The Wasserstein Award is an annual award given to an emerging female playwright who has yet to receive recognition for their work. Nominations were solicited for the award, but this year, the committee rejected all of the nominees because, in their words, none were “truly outstanding.”

Anna Clark at Isak shares an open letter from Playwright Michael Lew to the committee charged with giving out the award. Michael says:

This decision can only be interpreted as a blanket indictment on the quality of female emerging writers and their work, and is insulting not only to the finalists but also to the many theatre professionals who nominated these writers and deemed their plays prize worthy. This decision perpetuates the pattern of gender bias outlined in Julia Jordan and Emily Glassberg Sands’ study on women in theatre, and the message it sends to the theatre community generally is that there aren’t any young female playwrights worth investigating.

Obviously the ins and outs of the arts community, the awards systems and the people in charge of handing them out are complicated. Many reproduce hierarchies of privilege they are meant to rectify–it’s often those who are already have many accolades who are likely to receive more of them. But the fact remains that in an industry with almost no business model (the arts), these opportunities can make or break someone’s ability to pursue their artistic passions, or not.

This particular award comes with $25,000, a significant sum for a struggling playwright. It’s also named for Wendy Wasserstein, herself an influential playwright who died young, at the age of 55, from cancer.

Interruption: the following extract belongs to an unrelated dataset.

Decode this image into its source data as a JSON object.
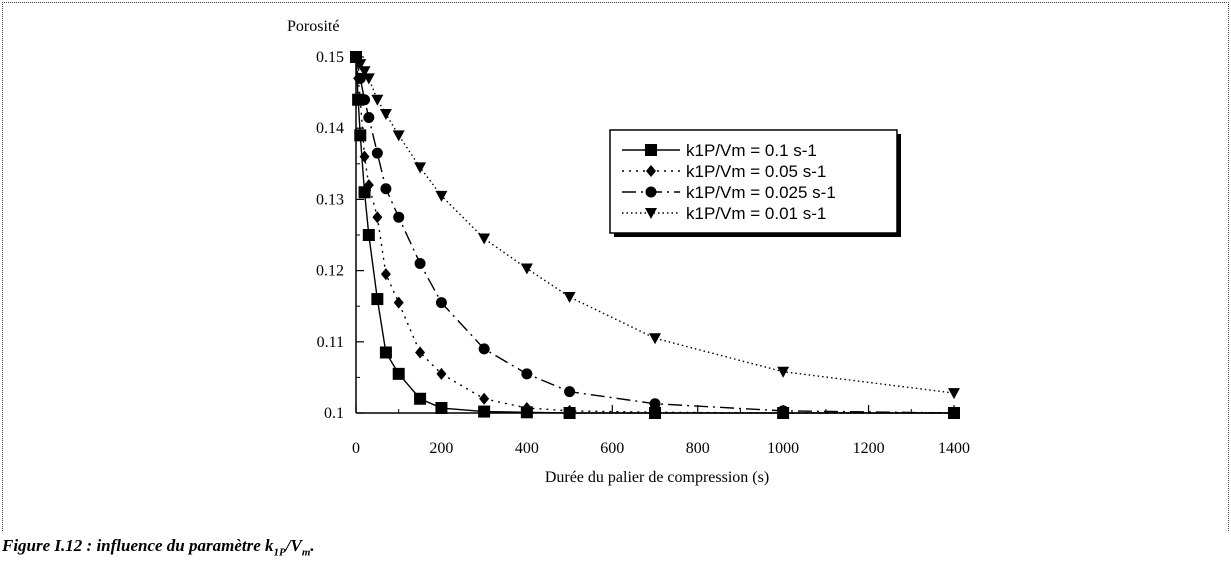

In her obituary in the New York Times, Charles Isherwood says this about Wasserstein’s experience of women in theatre:

Ms. Wasserstein, who grew up in New York, recalled attending Broadway plays as a young woman and being struck by the absence of people like herself onstage: “I remember going to them and thinking, I really like this, but where are the girls?” she once said. Ms. Wasserstein would fill the stage with “girls” — a term she used with a wink despite taking flak for it — in a series of plays that pleased loyal audiences even when the critics did not always embrace them.

I can’t imagine she would be all too happy that an award meant to carry on her legacy of supporting women in playwrighting would be so dismissive of the female playwrights nominated this year.